Evaluating Surface Integral with Divergence Theorem

[jcertel]

1.The problem asks " use the divergence theorem to evaluate the surface integral $$\int\int$$ F.ds
for F(x,y,z) = <x3y,x2y2,−x2yz>


where S is the solid bounded by the hyperboloid x^2 + y^2 - z^2 =1 and the planes z = -2 and z=2.

i know that the
$$\int\int$$ F.ds = $$\int\int\int$$ divFdv
but in not sure on the limits of integration.

when i found the divF i got 4x^2y where do i gor from here i turned it into polar with x=[rcos]\theta[/tex]
y=rsin$$\theta$$
but I am not sure where to go from here?

 

[ideasrule]

i know that the
$$\int\int$$ F.ds = $$\int\int\int$$ divFdv
but in not sure on the limits of integration.

You want to integrate over all of the volume bound by the surface S, so the limits are whatever you need to include all of the volume.

when i found the divF i got 4x^2y where do i gor from here i turned it into polar with x=[rcos]\theta[/tex]
y=rsin$$\theta$$
but I am not sure where to go from here?

OK, that's good.
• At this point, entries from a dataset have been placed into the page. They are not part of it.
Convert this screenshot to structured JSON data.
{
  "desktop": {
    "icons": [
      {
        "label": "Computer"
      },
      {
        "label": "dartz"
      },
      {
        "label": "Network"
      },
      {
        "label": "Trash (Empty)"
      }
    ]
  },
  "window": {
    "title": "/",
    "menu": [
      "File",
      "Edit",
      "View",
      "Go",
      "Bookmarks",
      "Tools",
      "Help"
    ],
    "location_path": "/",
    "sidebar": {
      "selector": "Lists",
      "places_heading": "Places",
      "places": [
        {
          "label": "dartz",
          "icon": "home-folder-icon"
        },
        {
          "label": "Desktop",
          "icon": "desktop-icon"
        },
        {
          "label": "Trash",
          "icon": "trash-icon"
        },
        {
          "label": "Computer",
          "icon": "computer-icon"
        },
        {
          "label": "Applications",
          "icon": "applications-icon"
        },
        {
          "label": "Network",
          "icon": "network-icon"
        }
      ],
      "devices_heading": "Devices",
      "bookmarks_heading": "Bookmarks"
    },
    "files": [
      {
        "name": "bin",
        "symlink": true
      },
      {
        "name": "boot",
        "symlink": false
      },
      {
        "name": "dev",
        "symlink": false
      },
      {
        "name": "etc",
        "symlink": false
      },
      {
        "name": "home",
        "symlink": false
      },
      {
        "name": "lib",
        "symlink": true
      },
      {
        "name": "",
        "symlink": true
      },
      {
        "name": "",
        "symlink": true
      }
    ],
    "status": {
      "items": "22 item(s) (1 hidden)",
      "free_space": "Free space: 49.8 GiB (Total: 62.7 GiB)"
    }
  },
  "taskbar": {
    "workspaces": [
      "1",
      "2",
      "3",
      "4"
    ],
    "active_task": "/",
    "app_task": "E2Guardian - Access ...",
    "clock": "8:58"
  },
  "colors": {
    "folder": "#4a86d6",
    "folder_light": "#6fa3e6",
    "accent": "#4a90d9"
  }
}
Now you integrate 4x^2y over the entire volume of the hyperboloid that's bound by z=2 and z=-2. I would personally do this:

1. For a specific z value and specific r value, integrate around a ring of radius r. This should get rid of theta.
2. Integrate from r=0 to the largest possible r value for this specific z.
3. Integrate from z=-2 to z=2.

But that's just my personal preference.

 

[jcertel]

ok i that with the limits

-2<Z<2
0<$$\theta$$<$$\pi$$
0<r<4

now do i need to change 4(x^2)y to 4(r^2)(cos^2$$\theta$$)sin$$\theta$$? when i integrate that get 0? I am not sure if that's correct.